Jacks, I see your point, and I actually agree with it - but the discussion was looking at a putative sheet of paper with 'pros and cons of breastfeeding' on one side and 'pros and cons of formula feeding on the other' and my point was that it just doesn't work like that!!

As soon as you put 'feeding' into the equation, you're talking about relationships, not 'contents' of the milk. And when it comes to relationships, I really don't want someone deciding what is 'best' for me and listing it.

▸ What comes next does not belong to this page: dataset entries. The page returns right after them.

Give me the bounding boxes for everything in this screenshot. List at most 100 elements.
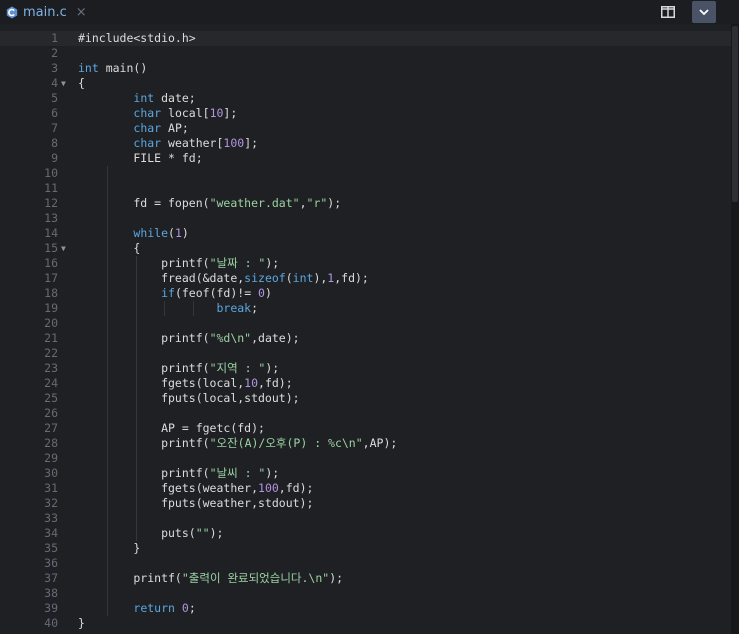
text-token: #include<stdio.h> [78,31,196,45]
line-number: 33 [44,511,58,525]
text-token: FILE * fd; [78,151,203,165]
code-editor[interactable]: 1 #include<stdio.h> 2 3 int main() 4 ▼{5 int d… [0,24,731,634]
line-number: 39 [44,601,58,615]
code-line[interactable]: 5 int date; [0,91,731,106]
code-line[interactable]: 3 int main() [0,61,731,76]
fold-arrow-icon[interactable]: ▼ [61,76,66,91]
code-line[interactable]: 40} [0,616,731,631]
code-line[interactable]: 38 [0,586,731,601]
string-token: "" [195,526,210,540]
text-token: fread(&date, [78,271,245,285]
code-line[interactable]: 31 fgets(weather,100,fd); [0,481,731,496]
code-line[interactable]: 2 [0,46,731,61]
vertical-scrollbar-thumb[interactable] [732,26,738,202]
code-line[interactable]: 37 printf("출력이 완료되었습니다.\n"); [0,571,731,586]
code-line[interactable]: 28 printf("오잔(A)/오후(P) : %c\n",AP); [0,436,731,451]
line-number: 29 [44,451,58,465]
keyword-token: break [216,301,252,315]
code-line[interactable]: 30 printf("날씨 : "); [0,466,731,481]
code-text: char AP; [78,121,189,136]
line-number: 27 [44,421,58,435]
text-token: AP; [161,121,189,135]
keyword-token: while [133,226,169,240]
code-line[interactable]: 16 printf("날짜 : "); [0,256,731,271]
text-token: } [78,616,85,630]
code-line[interactable]: 19 break; [0,301,731,316]
code-text: fgets(local,10,fd); [78,376,293,391]
fold-arrow-icon[interactable]: ▼ [61,241,66,256]
editor-options-dropdown[interactable] [692,1,716,23]
text-token: printf( [78,466,210,480]
text-token: weather[ [161,136,224,150]
code-line[interactable]: 12 fd = fopen("weather.dat","r"); [0,196,731,211]
code-line[interactable]: 33 [0,511,731,526]
code-line[interactable]: 6 char local[10]; [0,106,731,121]
code-line[interactable]: 1 #include<stdio.h> [0,31,731,46]
code-line[interactable]: 22 [0,346,731,361]
text-token: ; [188,601,196,615]
code-text: { [78,76,85,91]
code-line[interactable]: 35 } [0,541,731,556]
code-text: fputs(local,stdout); [78,391,299,406]
string-token: "r" [306,196,328,210]
code-line[interactable]: 7 char AP; [0,121,731,136]
keyword-token: return [133,601,175,615]
tab-main-c[interactable]: main.c × [0,0,88,24]
code-line[interactable]: 23 printf("지역 : "); [0,361,731,376]
text-token: ,fd); [258,376,293,390]
code-line[interactable]: 36 [0,556,731,571]
text-token: ) [264,286,272,300]
text-token: printf( [78,361,210,375]
line-number: 38 [44,586,58,600]
text-token: ]; [244,136,259,150]
line-number: 25 [44,391,58,405]
code-line[interactable]: 24 fgets(local,10,fd); [0,376,731,391]
code-text: printf("날씨 : "); [78,466,279,481]
code-line[interactable]: 11 [0,181,731,196]
code-line[interactable]: 21 printf("%d\n",date); [0,331,731,346]
text-token: date; [154,91,196,105]
code-line[interactable]: 27 AP = fgetc(fd); [0,421,731,436]
code-text: printf("%d\n",date); [78,331,300,346]
line-number: 21 [44,331,58,345]
text-token: ); [265,466,280,480]
code-line[interactable]: 4 ▼ { [0,76,731,91]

I want the facts, and then I can decide what my priorities are.

I do want the correct facts, though, and not myths

Jacksmybaby · 13/04/2007 12:53

p.s. must also comment that Tiktok does not seem at all judgmental to me but a very wise person with lots of really helpful stuff to say.

Jacksmybaby · 13/04/2007 12:56

Our last posts crossed Tiktok - thanks for your response and I do now see better what you're saying (and still think you are Very Wise...)

yellowrose · 13/04/2007 12:57

sunny - i have just read your bf section, it has quite a few factual errors, for example re. diet and switching between bf and ff or mix feeding, etc.

I think an idea would be to decide WHO this leaflet is aimed at and WHY ? Is it to help parents to decide between bf and ff ?

If so you need to be very FACTUAL and SCIENTIFIC, as it stands there are too many errors in the bf section.

yellowrose · 13/04/2007 13:03

i totaly agree with tiktok, parents need to be given the facts. it is the best way to make a non-judgemental, value-free choice.

when i decided to bf and made dh want it too through constant yellowrose lectures all i was interested in were the facts, i really really wasn't interested in people's personal experiences and shut them out, because at the end of the day it was OUR choice not someone elses.

kamikayzed · 13/04/2007 13:06

This reply has been deleted

Message withdrawn at poster's request.

yellowrose · 13/04/2007 13:11

...they included the very elderly neighbour and my female gp, who in their attempt to "help" when i said i was exhausted said "give baby a bottle of formula at 10pm every night", this obvioulsy came from their personal repetory of life experiences, not from some valid scientific thing re. feeding. i had to check kellymom.com and other webistes, books, constantly to get a grasp of the facts.

it is very very difficult for a new parent to judge between who is giving the facts and who fiction, which is why i insist on the facts.